Frisco luxury estate could become city's first steel-frame home
A $15 million Frisco estate in The Hills of Kingswood may be the city’s first steel-frame home, promising bigger rooms, more stability and more storm resistance.

A $15 million Frisco mansion rising on an 0.81-acre lot in The Hills of Kingswood is set to stand out even in a city full of trophy homes. Infinity at Hills of Kingswood, being developed by 100 Million Design + Build and built by C. Michael Jones, is expected to finish in 2027 and would become Frisco’s first steel-frame luxury home.
The nearly 13,560-square-foot house overlooks protected green space, giving the project a setting that mixes privacy with preserve views. What makes it especially notable is not just the scale, but the structure: the home is being built with a non-combustible steel frame instead of traditional wood framing. The listing broker said steel can carry weight differently than wood, opening the door to larger rooms, more dramatic entryways and taller ceilings by reducing some of the supports that usually shape custom-home layouts.
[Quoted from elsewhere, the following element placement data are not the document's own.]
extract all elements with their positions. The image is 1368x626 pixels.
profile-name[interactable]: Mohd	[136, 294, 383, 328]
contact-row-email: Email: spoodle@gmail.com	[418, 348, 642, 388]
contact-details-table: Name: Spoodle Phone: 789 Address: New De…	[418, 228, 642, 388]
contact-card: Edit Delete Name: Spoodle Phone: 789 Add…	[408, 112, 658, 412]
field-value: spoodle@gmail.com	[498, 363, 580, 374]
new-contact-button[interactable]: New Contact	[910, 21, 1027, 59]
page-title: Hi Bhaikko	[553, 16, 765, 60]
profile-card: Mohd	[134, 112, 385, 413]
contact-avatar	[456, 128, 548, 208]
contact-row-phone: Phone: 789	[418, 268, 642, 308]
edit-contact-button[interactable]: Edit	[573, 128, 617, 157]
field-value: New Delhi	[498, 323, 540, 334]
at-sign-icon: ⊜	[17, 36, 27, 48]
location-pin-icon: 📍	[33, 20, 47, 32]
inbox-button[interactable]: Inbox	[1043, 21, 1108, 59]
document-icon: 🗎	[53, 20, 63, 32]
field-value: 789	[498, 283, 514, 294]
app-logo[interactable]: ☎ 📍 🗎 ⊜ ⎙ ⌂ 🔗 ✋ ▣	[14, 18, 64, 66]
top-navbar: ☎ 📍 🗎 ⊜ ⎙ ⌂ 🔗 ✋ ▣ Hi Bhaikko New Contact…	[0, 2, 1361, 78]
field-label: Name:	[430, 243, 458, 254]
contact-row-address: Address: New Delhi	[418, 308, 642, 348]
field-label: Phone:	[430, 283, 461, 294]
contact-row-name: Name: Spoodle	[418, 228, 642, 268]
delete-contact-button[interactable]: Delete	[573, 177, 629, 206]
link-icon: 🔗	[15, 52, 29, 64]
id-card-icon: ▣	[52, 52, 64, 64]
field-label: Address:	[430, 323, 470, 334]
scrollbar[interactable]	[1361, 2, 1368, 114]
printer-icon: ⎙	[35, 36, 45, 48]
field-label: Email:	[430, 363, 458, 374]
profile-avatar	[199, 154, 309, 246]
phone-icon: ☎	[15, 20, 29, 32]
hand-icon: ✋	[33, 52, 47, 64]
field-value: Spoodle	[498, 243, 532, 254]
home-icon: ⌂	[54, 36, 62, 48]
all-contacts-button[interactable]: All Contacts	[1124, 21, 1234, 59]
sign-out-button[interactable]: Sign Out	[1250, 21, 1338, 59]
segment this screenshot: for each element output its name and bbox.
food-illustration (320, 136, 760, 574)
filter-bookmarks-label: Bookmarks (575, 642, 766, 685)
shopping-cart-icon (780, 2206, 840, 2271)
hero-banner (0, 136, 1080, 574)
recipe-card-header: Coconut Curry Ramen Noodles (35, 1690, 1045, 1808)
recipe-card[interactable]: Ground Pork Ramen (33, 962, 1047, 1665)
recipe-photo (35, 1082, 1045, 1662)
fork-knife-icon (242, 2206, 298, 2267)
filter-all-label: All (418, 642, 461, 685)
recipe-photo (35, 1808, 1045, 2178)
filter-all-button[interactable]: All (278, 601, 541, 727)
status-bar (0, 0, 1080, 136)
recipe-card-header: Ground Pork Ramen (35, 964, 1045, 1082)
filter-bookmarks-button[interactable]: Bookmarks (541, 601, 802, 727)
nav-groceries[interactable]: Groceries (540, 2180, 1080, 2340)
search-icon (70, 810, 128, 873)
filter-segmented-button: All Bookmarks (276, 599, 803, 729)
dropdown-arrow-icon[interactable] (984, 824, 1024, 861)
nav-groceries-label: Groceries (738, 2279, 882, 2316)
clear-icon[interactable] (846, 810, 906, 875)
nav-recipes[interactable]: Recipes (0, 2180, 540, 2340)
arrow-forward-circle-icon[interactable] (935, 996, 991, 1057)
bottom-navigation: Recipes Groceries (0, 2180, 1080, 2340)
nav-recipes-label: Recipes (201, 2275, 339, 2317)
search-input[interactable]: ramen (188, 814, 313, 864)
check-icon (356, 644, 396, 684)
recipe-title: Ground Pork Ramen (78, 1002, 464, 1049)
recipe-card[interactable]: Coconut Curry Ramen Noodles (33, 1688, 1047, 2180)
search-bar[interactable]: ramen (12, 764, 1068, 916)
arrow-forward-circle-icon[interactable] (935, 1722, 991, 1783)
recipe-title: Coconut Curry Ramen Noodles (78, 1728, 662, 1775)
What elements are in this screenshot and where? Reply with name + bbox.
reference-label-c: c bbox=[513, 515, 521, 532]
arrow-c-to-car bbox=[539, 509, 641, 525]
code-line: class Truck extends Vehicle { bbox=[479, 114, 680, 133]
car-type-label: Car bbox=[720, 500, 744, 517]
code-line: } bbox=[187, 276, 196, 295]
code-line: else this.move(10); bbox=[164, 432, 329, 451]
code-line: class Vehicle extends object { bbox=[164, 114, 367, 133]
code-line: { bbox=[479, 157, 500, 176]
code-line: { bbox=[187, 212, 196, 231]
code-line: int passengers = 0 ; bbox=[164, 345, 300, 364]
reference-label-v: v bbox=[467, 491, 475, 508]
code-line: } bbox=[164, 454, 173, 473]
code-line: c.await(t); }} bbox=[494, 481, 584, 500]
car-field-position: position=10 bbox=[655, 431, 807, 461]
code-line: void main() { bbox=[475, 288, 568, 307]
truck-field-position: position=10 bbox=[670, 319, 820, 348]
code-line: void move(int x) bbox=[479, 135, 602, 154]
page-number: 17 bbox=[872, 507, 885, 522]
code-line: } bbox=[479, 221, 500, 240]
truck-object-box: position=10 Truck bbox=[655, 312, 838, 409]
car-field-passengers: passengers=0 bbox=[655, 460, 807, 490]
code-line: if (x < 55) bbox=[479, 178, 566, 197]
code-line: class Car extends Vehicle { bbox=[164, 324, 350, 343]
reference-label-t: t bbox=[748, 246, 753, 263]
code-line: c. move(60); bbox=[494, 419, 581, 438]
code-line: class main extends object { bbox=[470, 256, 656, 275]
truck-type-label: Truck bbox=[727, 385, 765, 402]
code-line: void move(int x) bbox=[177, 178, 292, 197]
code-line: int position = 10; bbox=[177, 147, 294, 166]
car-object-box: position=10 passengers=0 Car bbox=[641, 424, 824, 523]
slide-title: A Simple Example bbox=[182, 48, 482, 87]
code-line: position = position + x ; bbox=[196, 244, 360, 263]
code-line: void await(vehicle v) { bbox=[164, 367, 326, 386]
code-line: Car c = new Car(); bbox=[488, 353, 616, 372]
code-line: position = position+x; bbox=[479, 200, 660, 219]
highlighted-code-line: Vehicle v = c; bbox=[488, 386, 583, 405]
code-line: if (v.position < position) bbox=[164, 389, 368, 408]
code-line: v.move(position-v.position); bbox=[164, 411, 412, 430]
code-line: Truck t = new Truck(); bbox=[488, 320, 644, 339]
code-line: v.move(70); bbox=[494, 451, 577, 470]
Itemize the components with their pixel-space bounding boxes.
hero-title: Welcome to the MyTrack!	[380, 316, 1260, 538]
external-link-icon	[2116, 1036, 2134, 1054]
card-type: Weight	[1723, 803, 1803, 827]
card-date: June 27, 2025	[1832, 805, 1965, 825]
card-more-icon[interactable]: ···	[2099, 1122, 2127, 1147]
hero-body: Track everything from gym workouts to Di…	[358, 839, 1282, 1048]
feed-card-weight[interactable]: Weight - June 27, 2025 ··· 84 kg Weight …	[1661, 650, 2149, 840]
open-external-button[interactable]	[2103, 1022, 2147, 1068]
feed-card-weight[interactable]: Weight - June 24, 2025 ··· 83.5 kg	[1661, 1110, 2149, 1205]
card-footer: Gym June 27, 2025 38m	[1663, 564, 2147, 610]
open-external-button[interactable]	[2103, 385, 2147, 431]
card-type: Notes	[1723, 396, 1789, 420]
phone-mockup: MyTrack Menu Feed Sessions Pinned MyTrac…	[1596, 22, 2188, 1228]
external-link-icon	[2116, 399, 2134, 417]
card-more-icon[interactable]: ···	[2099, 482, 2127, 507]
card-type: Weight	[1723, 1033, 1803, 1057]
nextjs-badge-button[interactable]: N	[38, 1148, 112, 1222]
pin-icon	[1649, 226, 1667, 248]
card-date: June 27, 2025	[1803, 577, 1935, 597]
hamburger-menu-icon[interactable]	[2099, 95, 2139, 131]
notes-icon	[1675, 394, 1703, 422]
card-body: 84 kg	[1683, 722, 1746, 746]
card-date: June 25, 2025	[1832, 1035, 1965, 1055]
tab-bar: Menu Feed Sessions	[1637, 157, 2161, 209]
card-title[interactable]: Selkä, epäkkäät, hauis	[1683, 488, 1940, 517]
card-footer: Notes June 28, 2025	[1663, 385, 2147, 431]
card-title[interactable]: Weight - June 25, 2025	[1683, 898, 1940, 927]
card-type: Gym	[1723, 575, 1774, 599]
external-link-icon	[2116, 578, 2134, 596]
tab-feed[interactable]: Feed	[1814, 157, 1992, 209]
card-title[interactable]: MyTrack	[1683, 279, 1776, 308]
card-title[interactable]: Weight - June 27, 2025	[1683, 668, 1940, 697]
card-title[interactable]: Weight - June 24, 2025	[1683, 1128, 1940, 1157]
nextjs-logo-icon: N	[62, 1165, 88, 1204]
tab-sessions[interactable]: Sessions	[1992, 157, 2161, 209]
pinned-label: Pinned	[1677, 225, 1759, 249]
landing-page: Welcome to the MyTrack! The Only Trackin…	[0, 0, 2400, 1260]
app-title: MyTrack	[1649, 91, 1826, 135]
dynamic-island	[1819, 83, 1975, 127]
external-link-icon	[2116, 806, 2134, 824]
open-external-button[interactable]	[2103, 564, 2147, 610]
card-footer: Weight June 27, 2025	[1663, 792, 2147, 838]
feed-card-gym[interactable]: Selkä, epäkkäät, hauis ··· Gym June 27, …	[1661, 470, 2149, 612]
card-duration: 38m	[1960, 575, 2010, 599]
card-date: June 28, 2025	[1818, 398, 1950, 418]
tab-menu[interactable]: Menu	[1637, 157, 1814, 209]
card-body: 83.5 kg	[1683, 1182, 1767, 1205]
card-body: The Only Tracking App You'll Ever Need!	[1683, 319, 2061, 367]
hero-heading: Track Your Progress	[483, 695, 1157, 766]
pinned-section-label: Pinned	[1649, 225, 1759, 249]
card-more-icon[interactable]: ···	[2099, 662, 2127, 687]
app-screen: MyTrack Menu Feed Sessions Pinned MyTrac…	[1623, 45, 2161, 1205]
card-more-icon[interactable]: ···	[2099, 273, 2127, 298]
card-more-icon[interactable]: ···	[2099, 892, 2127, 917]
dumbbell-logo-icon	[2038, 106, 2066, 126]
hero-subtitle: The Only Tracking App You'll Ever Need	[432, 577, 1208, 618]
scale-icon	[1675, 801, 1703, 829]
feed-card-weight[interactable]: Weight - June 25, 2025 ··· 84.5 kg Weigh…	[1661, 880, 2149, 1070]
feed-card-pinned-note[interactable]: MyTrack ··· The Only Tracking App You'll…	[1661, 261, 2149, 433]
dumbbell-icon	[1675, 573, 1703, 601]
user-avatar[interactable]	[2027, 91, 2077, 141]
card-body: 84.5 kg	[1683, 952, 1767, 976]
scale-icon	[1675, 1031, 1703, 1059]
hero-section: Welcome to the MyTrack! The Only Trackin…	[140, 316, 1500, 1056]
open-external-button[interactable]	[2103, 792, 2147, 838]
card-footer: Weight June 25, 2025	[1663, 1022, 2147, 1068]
That construction choice also speaks to North Texas conditions. Steel does not expand and contract the way wood can, a difference that matters in a region where heat, storms and shifting weather put stress on buildings over time. Industry groups have been making a broader case for the material as well. The American Iron and Steel Institute says steel framing can hold up in high winds, earthquakes and fire, while BuildSteel says cold-formed steel framing can improve fire performance and may reduce insurance costs.
The project lands in a Frisco housing market that is still stretching upward. The U.S. Census Bureau estimated the city’s population at 236,955 on July 1, 2025, while the City of Frisco says it publishes monthly population estimates using certificates of occupancy, vacancy rate and persons-per-household calculations. Around the city, luxury development keeps pushing into new territory. The Preserve at Fields, a 2,500-acre development near the Omni PGA Frisco Resort and PGA of America headquarters, has 233 planned custom-home lots and prices starting at $3.5 million.
Pressure is visible closer to The Hills of Kingswood, too. Community Impact reported in July 2024 that Frisco planners considered a 52-home neighborhood adjacent to the development, a reminder that the city’s upscale enclaves continue to attract new building activity. Infinity now sits at the intersection of all of it: high-end design, storm-conscious construction and a local market that keeps redefining what a luxury home in North Texas can be.